Search code examples
shellcsvawkxlsx

pasting a value to xlsx using shell


I have a template file in xlsx format and I want to paste a dynamic value in one particular cell i.e based on the flow of program the value in that cell will change which in turn changes conditions in xlsx file for a different process.

I have tried codes like

awk -v value=$value -v row=$row -v col=$col 'BEGIN{FS=OFS="@"} NR==row {$col=value}1' file.csv 

but the issue is I cant use this code for xlsx file format. is there any way to do this for xlsx file format, since it's a template file I need to retain xlsx file format.


Solution

  • When I have to extract values from an Excel workbook on my Windows PC I install cygwin and then write a small shell script that does:

    cygstart "/path/to/xls2csv.vbs" 'C:/cygwin64/path/to/bookName.xlsx'
    awk 'whatever' '/path/to/bookName/sheetName.csv'
    

    and the work of extracting every sheet from the workbook as a separate CSV named based on the sheet name suffixed with ".csv" under a common directory named after the workbook is done by this visual basic script:

    $ cat xls2csv.vbs
    csv_format = 6
    
    Dim strFilename
    Dim objFSO
    Set objFSO = CreateObject("scripting.filesystemobject")
    strFilename = objFSO.GetAbsolutePathName(WScript.Arguments(0))
    If objFSO.fileexists(strFilename) Then
      Call Writefile(strFilename)
    Else
      wscript.echo "no such file!"
      wscript.echo strFilename
    End If
    Set objFSO = Nothing
    
    Sub Writefile(ByVal strFilename)
    Dim objExcel
    Dim objWB
    Dim objws
    
    Set objExcel = CreateObject("Excel.Application")
    Set objWB = objExcel.Workbooks.Open(strFilename)
    
    For Each objws In objWB.Sheets
      objws.Copy
      objExcel.ActiveWorkbook.SaveAs objWB.Path & "\" & objws.Name & ".csv", csv_format
      objExcel.ActiveWorkbook.Close False
    Next
    
    objWB.Close False
    objExcel.Quit
    Set objExcel = Nothing
    End Sub
    

    That command would fail given blanks in file or directory names so we need to replace those with, say, underscores. In reality I usually copy the Xls file to a temp directory and give it a temp name before running the above on it so I can run the above on it without affecting the original file and without having to care about the path to the original file. It requires an absolute path to the input Excel workbook.
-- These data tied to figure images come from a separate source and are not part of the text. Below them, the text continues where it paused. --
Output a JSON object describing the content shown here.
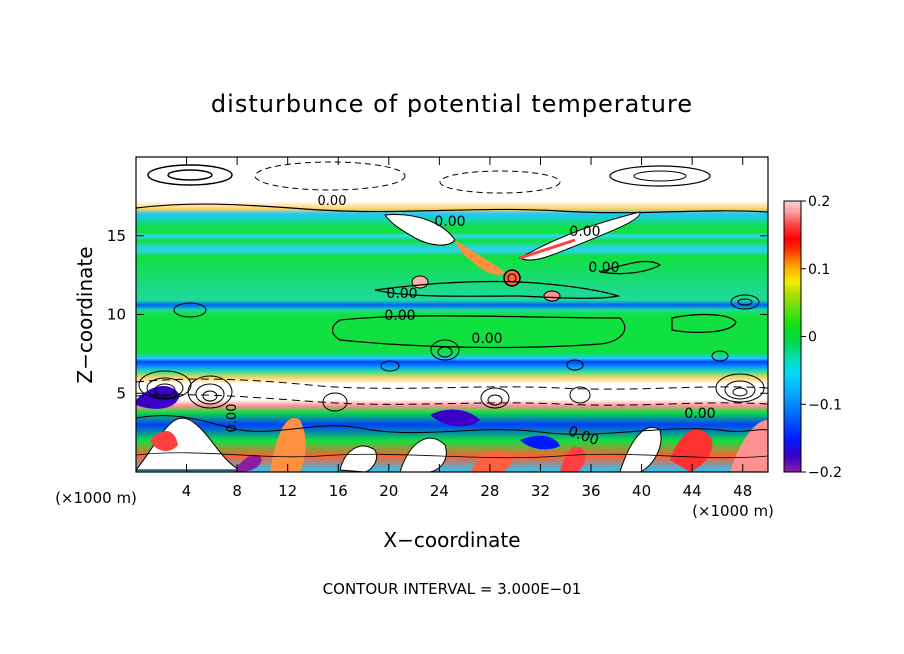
{
  "chart_data": {
    "type": "heatmap",
    "title": "disturbunce of potential temperature",
    "xlabel": "X−coordinate",
    "ylabel": "Z−coordinate",
    "x_unit": "(×1000 m)",
    "y_unit": "(×1000 m)",
    "xlim": [
      0,
      50
    ],
    "ylim": [
      0,
      20
    ],
    "x_ticks": [
      "4",
      "8",
      "12",
      "16",
      "20",
      "24",
      "28",
      "32",
      "36",
      "40",
      "44",
      "48"
    ],
    "x_tick_values": [
      4,
      8,
      12,
      16,
      20,
      24,
      28,
      32,
      36,
      40,
      44,
      48
    ],
    "y_ticks": [
      "5",
      "10",
      "15"
    ],
    "y_tick_values": [
      5,
      10,
      15
    ],
    "colorbar": {
      "range": [
        -0.2,
        0.2
      ],
      "tick_labels": [
        "0.2",
        "0.1",
        "0",
        "−0.1",
        "−0.2"
      ],
      "tick_values": [
        0.2,
        0.1,
        0,
        -0.1,
        -0.2
      ],
      "colors": [
        "#8a1ea0",
        "#3a00c8",
        "#0018ff",
        "#0060ff",
        "#0aa0ff",
        "#00d8ff",
        "#00e0b0",
        "#00d850",
        "#10e010",
        "#60e010",
        "#b0e000",
        "#f0f000",
        "#ffc000",
        "#ff8000",
        "#ff3000",
        "#ff0000",
        "#ff5050",
        "#ffa0a0",
        "#ffd0d0"
      ]
    },
    "contour_labels": [
      "0.00",
      "0.00",
      "0.00",
      "0.00",
      "0.00",
      "0.00",
      "0.00",
      "0.00",
      "0.00",
      "0.00"
    ],
    "footer": "CONTOUR INTERVAL = 3.000E−01"
  }
}
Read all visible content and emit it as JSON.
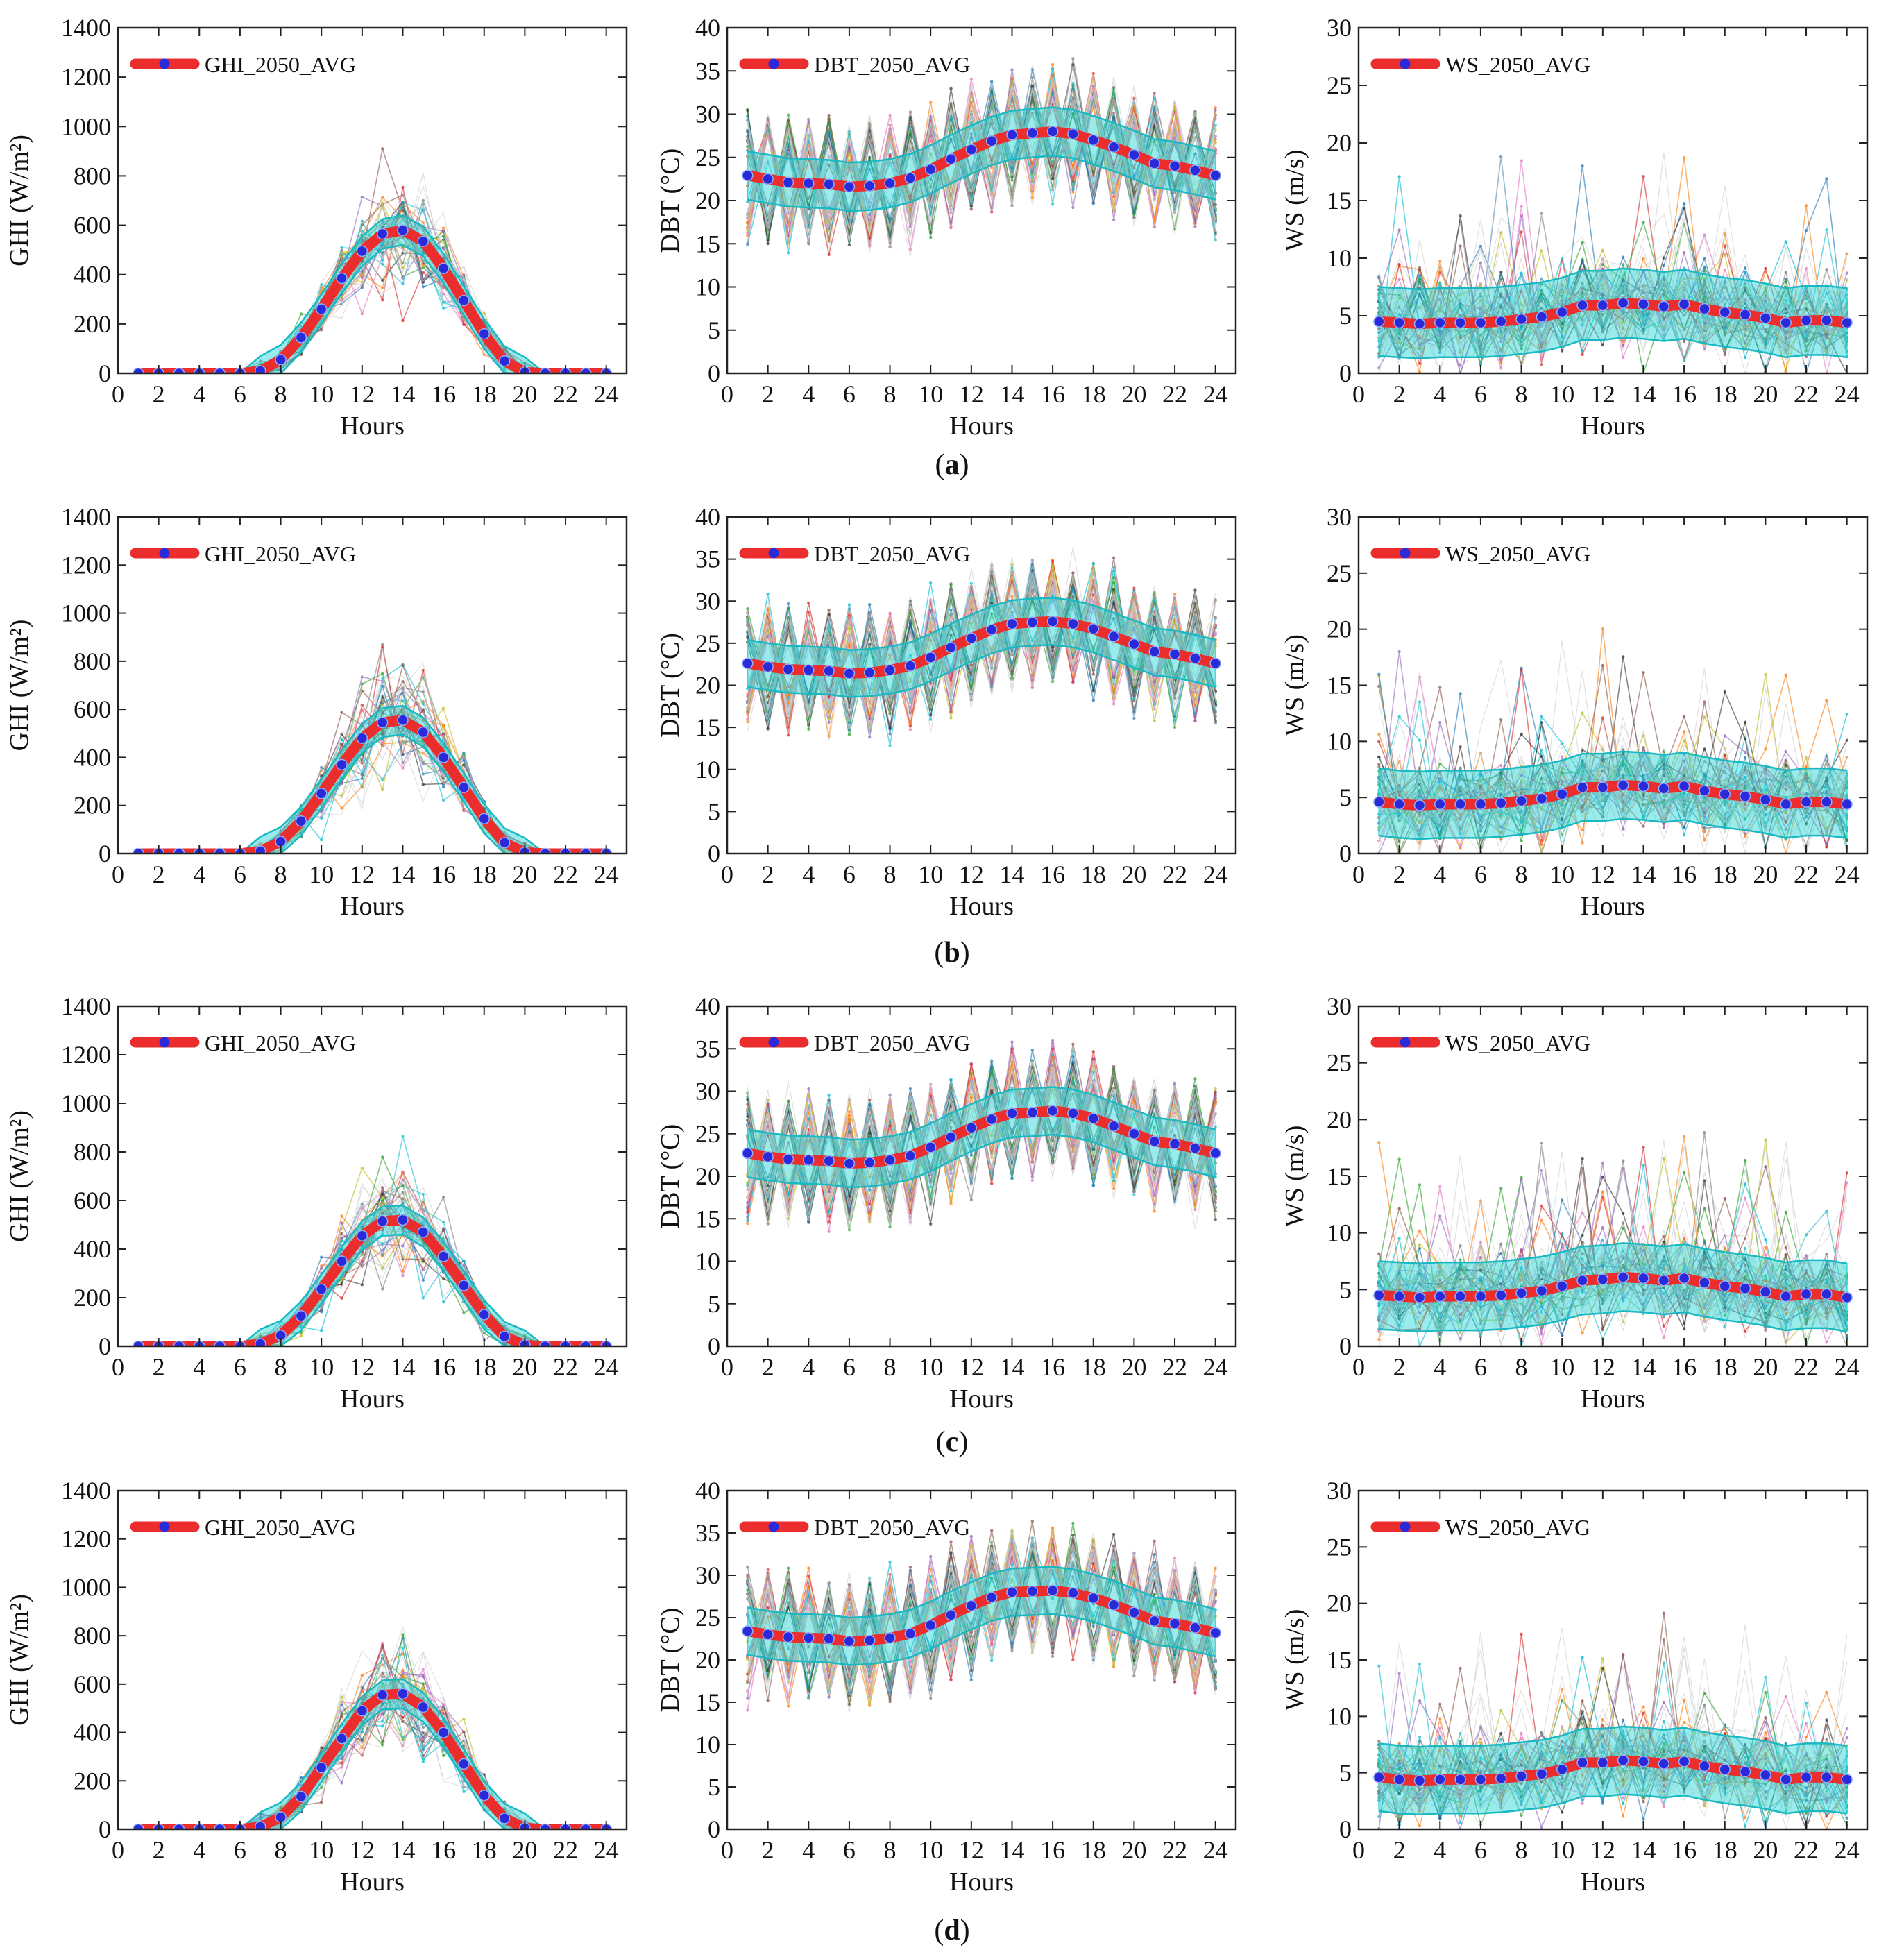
{
  "figure": {
    "row_labels": [
      "a",
      "b",
      "c",
      "d"
    ],
    "x_axis_label": "Hours",
    "legend_labels": {
      "ghi": "GHI_2050_AVG",
      "dbt": "DBT_2050_AVG",
      "ws": "WS_2050_AVG"
    },
    "y_axis_labels": {
      "ghi": "GHI (W/m²)",
      "dbt": "DBT (°C)",
      "ws": "WS (m/s)"
    }
  },
  "colors": {
    "avg_line": "#ec2d2d",
    "avg_marker": "#2a2ad8",
    "band": "#1fd3d3",
    "ensemble": [
      "#2ca02c",
      "#ff7f0e",
      "#1f77b4",
      "#9467bd",
      "#8c564b",
      "#e377c2",
      "#7f7f7f",
      "#bcbd22",
      "#17becf",
      "#d62728",
      "#333333",
      "#00bcd4"
    ]
  },
  "chart_data": [
    {
      "row": "a",
      "variable": "ghi",
      "type": "line",
      "title": "",
      "xlabel": "Hours",
      "ylabel": "GHI (W/m2)",
      "xlim": [
        0,
        25
      ],
      "ylim": [
        0,
        1400
      ],
      "xticks": [
        0,
        2,
        4,
        6,
        8,
        10,
        12,
        14,
        16,
        18,
        20,
        22,
        24
      ],
      "yticks": [
        0,
        200,
        400,
        600,
        800,
        1000,
        1200,
        1400
      ],
      "legend": "top-left",
      "series": [
        {
          "name": "GHI_2050_AVG",
          "x": [
            1,
            2,
            3,
            4,
            5,
            6,
            7,
            8,
            9,
            10,
            11,
            12,
            13,
            14,
            15,
            16,
            17,
            18,
            19,
            20,
            21,
            22,
            23,
            24
          ],
          "values": [
            0,
            0,
            0,
            0,
            0,
            0,
            10,
            55,
            145,
            260,
            385,
            495,
            565,
            580,
            535,
            425,
            295,
            160,
            50,
            5,
            0,
            0,
            0,
            0
          ]
        }
      ],
      "band_halfwidth": 60
    },
    {
      "row": "a",
      "variable": "dbt",
      "type": "line",
      "title": "",
      "xlabel": "Hours",
      "ylabel": "DBT (°C)",
      "xlim": [
        0,
        25
      ],
      "ylim": [
        0,
        40
      ],
      "xticks": [
        0,
        2,
        4,
        6,
        8,
        10,
        12,
        14,
        16,
        18,
        20,
        22,
        24
      ],
      "yticks": [
        0,
        5,
        10,
        15,
        20,
        25,
        30,
        35,
        40
      ],
      "legend": "top-left",
      "series": [
        {
          "name": "DBT_2050_AVG",
          "x": [
            1,
            2,
            3,
            4,
            5,
            6,
            7,
            8,
            9,
            10,
            11,
            12,
            13,
            14,
            15,
            16,
            17,
            18,
            19,
            20,
            21,
            22,
            23,
            24
          ],
          "values": [
            22.9,
            22.5,
            22.1,
            22.0,
            21.9,
            21.6,
            21.7,
            22.0,
            22.6,
            23.6,
            24.8,
            25.9,
            26.9,
            27.6,
            27.8,
            28.0,
            27.7,
            27.0,
            26.2,
            25.3,
            24.3,
            24.0,
            23.5,
            22.9
          ]
        }
      ],
      "band_halfwidth": 2.8
    },
    {
      "row": "a",
      "variable": "ws",
      "type": "line",
      "title": "",
      "xlabel": "Hours",
      "ylabel": "WS (m/s)",
      "xlim": [
        0,
        25
      ],
      "ylim": [
        0,
        30
      ],
      "xticks": [
        0,
        2,
        4,
        6,
        8,
        10,
        12,
        14,
        16,
        18,
        20,
        22,
        24
      ],
      "yticks": [
        0,
        5,
        10,
        15,
        20,
        25,
        30
      ],
      "legend": "top-left",
      "series": [
        {
          "name": "WS_2050_AVG",
          "x": [
            1,
            2,
            3,
            4,
            5,
            6,
            7,
            8,
            9,
            10,
            11,
            12,
            13,
            14,
            15,
            16,
            17,
            18,
            19,
            20,
            21,
            22,
            23,
            24
          ],
          "values": [
            4.5,
            4.4,
            4.3,
            4.4,
            4.4,
            4.4,
            4.5,
            4.7,
            4.9,
            5.3,
            5.9,
            5.9,
            6.1,
            6.0,
            5.8,
            6.0,
            5.6,
            5.3,
            5.1,
            4.8,
            4.4,
            4.6,
            4.6,
            4.4
          ]
        }
      ],
      "band_halfwidth": 3.0
    },
    {
      "row": "b",
      "variable": "ghi",
      "type": "line",
      "title": "",
      "xlabel": "Hours",
      "ylabel": "GHI (W/m2)",
      "xlim": [
        0,
        25
      ],
      "ylim": [
        0,
        1400
      ],
      "xticks": [
        0,
        2,
        4,
        6,
        8,
        10,
        12,
        14,
        16,
        18,
        20,
        22,
        24
      ],
      "yticks": [
        0,
        200,
        400,
        600,
        800,
        1000,
        1200,
        1400
      ],
      "legend": "top-left",
      "series": [
        {
          "name": "GHI_2050_AVG",
          "x": [
            1,
            2,
            3,
            4,
            5,
            6,
            7,
            8,
            9,
            10,
            11,
            12,
            13,
            14,
            15,
            16,
            17,
            18,
            19,
            20,
            21,
            22,
            23,
            24
          ],
          "values": [
            0,
            0,
            0,
            0,
            0,
            0,
            10,
            50,
            135,
            250,
            370,
            480,
            545,
            555,
            505,
            400,
            275,
            145,
            45,
            5,
            0,
            0,
            0,
            0
          ]
        }
      ],
      "band_halfwidth": 60
    },
    {
      "row": "b",
      "variable": "dbt",
      "type": "line",
      "title": "",
      "xlabel": "Hours",
      "ylabel": "DBT (°C)",
      "xlim": [
        0,
        25
      ],
      "ylim": [
        0,
        40
      ],
      "xticks": [
        0,
        2,
        4,
        6,
        8,
        10,
        12,
        14,
        16,
        18,
        20,
        22,
        24
      ],
      "yticks": [
        0,
        5,
        10,
        15,
        20,
        25,
        30,
        35,
        40
      ],
      "legend": "top-left",
      "series": [
        {
          "name": "DBT_2050_AVG",
          "x": [
            1,
            2,
            3,
            4,
            5,
            6,
            7,
            8,
            9,
            10,
            11,
            12,
            13,
            14,
            15,
            16,
            17,
            18,
            19,
            20,
            21,
            22,
            23,
            24
          ],
          "values": [
            22.6,
            22.2,
            21.9,
            21.8,
            21.7,
            21.4,
            21.5,
            21.8,
            22.3,
            23.3,
            24.5,
            25.6,
            26.6,
            27.3,
            27.5,
            27.6,
            27.3,
            26.7,
            25.8,
            24.9,
            24.0,
            23.7,
            23.2,
            22.6
          ]
        }
      ],
      "band_halfwidth": 2.8
    },
    {
      "row": "b",
      "variable": "ws",
      "type": "line",
      "title": "",
      "xlabel": "Hours",
      "ylabel": "WS (m/s)",
      "xlim": [
        0,
        25
      ],
      "ylim": [
        0,
        30
      ],
      "xticks": [
        0,
        2,
        4,
        6,
        8,
        10,
        12,
        14,
        16,
        18,
        20,
        22,
        24
      ],
      "yticks": [
        0,
        5,
        10,
        15,
        20,
        25,
        30
      ],
      "legend": "top-left",
      "series": [
        {
          "name": "WS_2050_AVG",
          "x": [
            1,
            2,
            3,
            4,
            5,
            6,
            7,
            8,
            9,
            10,
            11,
            12,
            13,
            14,
            15,
            16,
            17,
            18,
            19,
            20,
            21,
            22,
            23,
            24
          ],
          "values": [
            4.6,
            4.4,
            4.3,
            4.4,
            4.4,
            4.4,
            4.5,
            4.7,
            4.9,
            5.3,
            5.9,
            5.9,
            6.1,
            6.0,
            5.8,
            6.0,
            5.6,
            5.3,
            5.1,
            4.8,
            4.4,
            4.6,
            4.6,
            4.4
          ]
        }
      ],
      "band_halfwidth": 3.0
    },
    {
      "row": "c",
      "variable": "ghi",
      "type": "line",
      "title": "",
      "xlabel": "Hours",
      "ylabel": "GHI (W/m2)",
      "xlim": [
        0,
        25
      ],
      "ylim": [
        0,
        1400
      ],
      "xticks": [
        0,
        2,
        4,
        6,
        8,
        10,
        12,
        14,
        16,
        18,
        20,
        22,
        24
      ],
      "yticks": [
        0,
        200,
        400,
        600,
        800,
        1000,
        1200,
        1400
      ],
      "legend": "top-left",
      "series": [
        {
          "name": "GHI_2050_AVG",
          "x": [
            1,
            2,
            3,
            4,
            5,
            6,
            7,
            8,
            9,
            10,
            11,
            12,
            13,
            14,
            15,
            16,
            17,
            18,
            19,
            20,
            21,
            22,
            23,
            24
          ],
          "values": [
            0,
            0,
            0,
            0,
            0,
            0,
            10,
            45,
            125,
            235,
            350,
            455,
            515,
            520,
            470,
            370,
            250,
            130,
            40,
            5,
            0,
            0,
            0,
            0
          ]
        }
      ],
      "band_halfwidth": 60
    },
    {
      "row": "c",
      "variable": "dbt",
      "type": "line",
      "title": "",
      "xlabel": "Hours",
      "ylabel": "DBT (°C)",
      "xlim": [
        0,
        25
      ],
      "ylim": [
        0,
        40
      ],
      "xticks": [
        0,
        2,
        4,
        6,
        8,
        10,
        12,
        14,
        16,
        18,
        20,
        22,
        24
      ],
      "yticks": [
        0,
        5,
        10,
        15,
        20,
        25,
        30,
        35,
        40
      ],
      "legend": "top-left",
      "series": [
        {
          "name": "DBT_2050_AVG",
          "x": [
            1,
            2,
            3,
            4,
            5,
            6,
            7,
            8,
            9,
            10,
            11,
            12,
            13,
            14,
            15,
            16,
            17,
            18,
            19,
            20,
            21,
            22,
            23,
            24
          ],
          "values": [
            22.7,
            22.3,
            22.0,
            21.9,
            21.8,
            21.5,
            21.6,
            21.9,
            22.4,
            23.4,
            24.6,
            25.7,
            26.7,
            27.4,
            27.5,
            27.7,
            27.4,
            26.8,
            25.9,
            25.0,
            24.1,
            23.8,
            23.3,
            22.7
          ]
        }
      ],
      "band_halfwidth": 2.8
    },
    {
      "row": "c",
      "variable": "ws",
      "type": "line",
      "title": "",
      "xlabel": "Hours",
      "ylabel": "WS (m/s)",
      "xlim": [
        0,
        25
      ],
      "ylim": [
        0,
        30
      ],
      "xticks": [
        0,
        2,
        4,
        6,
        8,
        10,
        12,
        14,
        16,
        18,
        20,
        22,
        24
      ],
      "yticks": [
        0,
        5,
        10,
        15,
        20,
        25,
        30
      ],
      "legend": "top-left",
      "series": [
        {
          "name": "WS_2050_AVG",
          "x": [
            1,
            2,
            3,
            4,
            5,
            6,
            7,
            8,
            9,
            10,
            11,
            12,
            13,
            14,
            15,
            16,
            17,
            18,
            19,
            20,
            21,
            22,
            23,
            24
          ],
          "values": [
            4.5,
            4.4,
            4.3,
            4.4,
            4.4,
            4.4,
            4.5,
            4.7,
            4.9,
            5.3,
            5.8,
            5.9,
            6.1,
            6.0,
            5.8,
            6.0,
            5.6,
            5.3,
            5.1,
            4.8,
            4.4,
            4.6,
            4.6,
            4.3
          ]
        }
      ],
      "band_halfwidth": 3.0
    },
    {
      "row": "d",
      "variable": "ghi",
      "type": "line",
      "title": "",
      "xlabel": "Hours",
      "ylabel": "GHI (W/m2)",
      "xlim": [
        0,
        25
      ],
      "ylim": [
        0,
        1400
      ],
      "xticks": [
        0,
        2,
        4,
        6,
        8,
        10,
        12,
        14,
        16,
        18,
        20,
        22,
        24
      ],
      "yticks": [
        0,
        200,
        400,
        600,
        800,
        1000,
        1200,
        1400
      ],
      "legend": "top-left",
      "series": [
        {
          "name": "GHI_2050_AVG",
          "x": [
            1,
            2,
            3,
            4,
            5,
            6,
            7,
            8,
            9,
            10,
            11,
            12,
            13,
            14,
            15,
            16,
            17,
            18,
            19,
            20,
            21,
            22,
            23,
            24
          ],
          "values": [
            0,
            0,
            0,
            0,
            0,
            0,
            10,
            50,
            135,
            255,
            375,
            490,
            555,
            560,
            505,
            400,
            270,
            140,
            45,
            5,
            0,
            0,
            0,
            0
          ]
        }
      ],
      "band_halfwidth": 60
    },
    {
      "row": "d",
      "variable": "dbt",
      "type": "line",
      "title": "",
      "xlabel": "Hours",
      "ylabel": "DBT (°C)",
      "xlim": [
        0,
        25
      ],
      "ylim": [
        0,
        40
      ],
      "xticks": [
        0,
        2,
        4,
        6,
        8,
        10,
        12,
        14,
        16,
        18,
        20,
        22,
        24
      ],
      "yticks": [
        0,
        5,
        10,
        15,
        20,
        25,
        30,
        35,
        40
      ],
      "legend": "top-left",
      "series": [
        {
          "name": "DBT_2050_AVG",
          "x": [
            1,
            2,
            3,
            4,
            5,
            6,
            7,
            8,
            9,
            10,
            11,
            12,
            13,
            14,
            15,
            16,
            17,
            18,
            19,
            20,
            21,
            22,
            23,
            24
          ],
          "values": [
            23.4,
            23.0,
            22.7,
            22.6,
            22.5,
            22.2,
            22.3,
            22.6,
            23.1,
            24.1,
            25.3,
            26.4,
            27.4,
            28.0,
            28.1,
            28.2,
            27.9,
            27.3,
            26.5,
            25.6,
            24.6,
            24.3,
            23.8,
            23.2
          ]
        }
      ],
      "band_halfwidth": 2.8
    },
    {
      "row": "d",
      "variable": "ws",
      "type": "line",
      "title": "",
      "xlabel": "Hours",
      "ylabel": "WS (m/s)",
      "xlim": [
        0,
        25
      ],
      "ylim": [
        0,
        30
      ],
      "xticks": [
        0,
        2,
        4,
        6,
        8,
        10,
        12,
        14,
        16,
        18,
        20,
        22,
        24
      ],
      "yticks": [
        0,
        5,
        10,
        15,
        20,
        25,
        30
      ],
      "legend": "top-left",
      "series": [
        {
          "name": "WS_2050_AVG",
          "x": [
            1,
            2,
            3,
            4,
            5,
            6,
            7,
            8,
            9,
            10,
            11,
            12,
            13,
            14,
            15,
            16,
            17,
            18,
            19,
            20,
            21,
            22,
            23,
            24
          ],
          "values": [
            4.6,
            4.4,
            4.3,
            4.4,
            4.4,
            4.4,
            4.5,
            4.7,
            4.9,
            5.3,
            5.9,
            5.9,
            6.1,
            6.0,
            5.8,
            6.0,
            5.6,
            5.3,
            5.1,
            4.8,
            4.4,
            4.6,
            4.6,
            4.4
          ]
        }
      ],
      "band_halfwidth": 3.0
    }
  ]
}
    You might need to throw a wait and/or sleep in before the awk command to ensure the VB script is done before the awk command runs. My not shown shell code is kinda convoluted testing for the VB script creating then removing tmp files to ensure the VB script is done and looping trying and then killing Excel if it doesn't start or hangs before calling awk - I wrote it a long time ago, it's a mess, and I doubt if it's really necessary or a good approach which is why I'm not including it here.

    To get those values back INTO a multi-sheet workbook you'd have to open any updated/generated CSV with Excel (or copy/paste). There's probably some other VB script could be written to import the CSVs for you just like I export them above but I've never needed that functionality so idk what that'd look like.

    I don't know if you need that though - if your awk script writes CSV then you can just double click on the output .csv and Excel will happily open and display it just like it would any .xls or .xlsx Excel file.

    So, to do what you want, assuming your original content is in "Sheet1" of single-sheet Excel workbook "MyStuff.xlsx" you'd do this from cygwin:

    cygstart "/path/to/xls2csv.vbs" 'C:/cygwin64/path/to/MyStuff.xlsx'
    wait; sleep 10     # or similar
    awk -v value="$value" -v row="$row" -v col="$col" 'BEGIN{FS=OFS=","} NR==row {$col=value}1' '/path/to/MyStuff/Sheet1.csv' > "/tmp/tmp$$" &&
    mv "/tmp/tmp$$" '/path/to/MyStuff/Sheet1.csv'
    

    and then in Windows just double-click on /path/to/MyStuff/Sheet1.csv to open it in Excel (you may need to associate the .csv file suffix with Excel the first time you do that).

    Note that the above will only handle simple CSVs, see What's the most robust way to efficiently parse CSV using awk? for how to robustly handle CSVs with awk in general.